To enable WebContainers, agents that need it declare "runtime": "webcontainers" in their manifest. The Host Worker then adds the required headers:

// host worker modification
if (agentManifest.runtime === 'webcontainers') {
  response.headers.set('Cross-Origin-Opener-Policy', 'same-origin');
  response.headers.set('Cross-Origin-Embedder-Policy', 'require-corp');
}

Safari limitation

WebContainers don't work in Safari due to SharedArrayBuffer restrictions. Agents using WebContainers should detect this and show a "Use Chrome/Firefox" message.

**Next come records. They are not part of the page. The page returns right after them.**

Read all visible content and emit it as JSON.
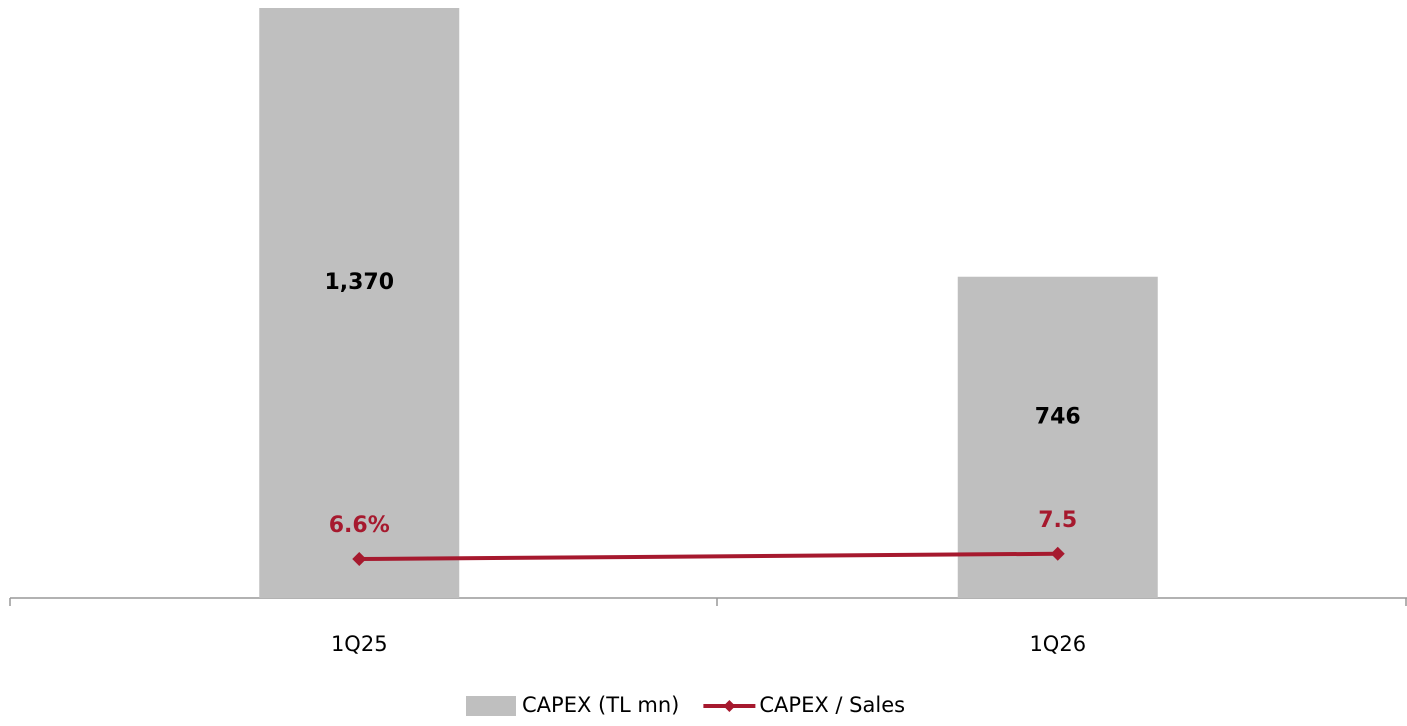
{
  "chart_data": {
    "type": "bar",
    "categories": [
      "1Q25",
      "1Q26"
    ],
    "series": [
      {
        "name": "CAPEX (TL mn)",
        "type": "bar",
        "color": "#bfbfbf",
        "values": [
          1370,
          746
        ],
        "value_labels": [
          "1,370",
          "746"
        ]
      },
      {
        "name": "CAPEX / Sales",
        "type": "line",
        "axis": "y2",
        "color": "#a6192e",
        "values": [
          6.6,
          7.5
        ],
        "value_labels": [
          "6.6%",
          "7.5"
        ]
      }
    ],
    "ylim": [
      0,
      1370
    ],
    "y2lim": [
      0,
      100
    ]
  }
}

Non-WebContainer features should still work.

Nodebox (CodeSandbox)

Alternative for broader browser support

Feature WebContainers Nodebox
Safari No Yes (beta)
SharedArrayBuffer Required Not required
npm install Full Full
Performance Better Good
TCP networking Full (ServiceWorker) Limited
License Commercial Commercial

When to use Nodebox

  • Agent needs Safari support
  • Agent doesn't need TCP/networking
  • Simple npm package execution

Combined: WebContainers + AI Models

The killer combination: Node.js tooling + AI intelligence, all in browser.

User pastes code
  ↓
WebContainers runs ESLint → finds 12 issues
  ↓
WebGPU LLM (Phi-3) analyzes issues → explains each one
  ↓
WebContainers runs Prettier → formats fixed code
  ↓
User gets: issues + explanations + fixed code
  ↓
Zero server calls. Zero cost.

Combined: WebContainers + Browser Automation

User describes a web component
  ↓
LLM generates React code
  ↓
WebContainers boots Vite + React
  ↓
Component renders in iframe (live preview)
  ↓
User iterates via chat
  ↓
Export final code

This is essentially VibeCode running INSIDE the agent — the agent IS the development environment.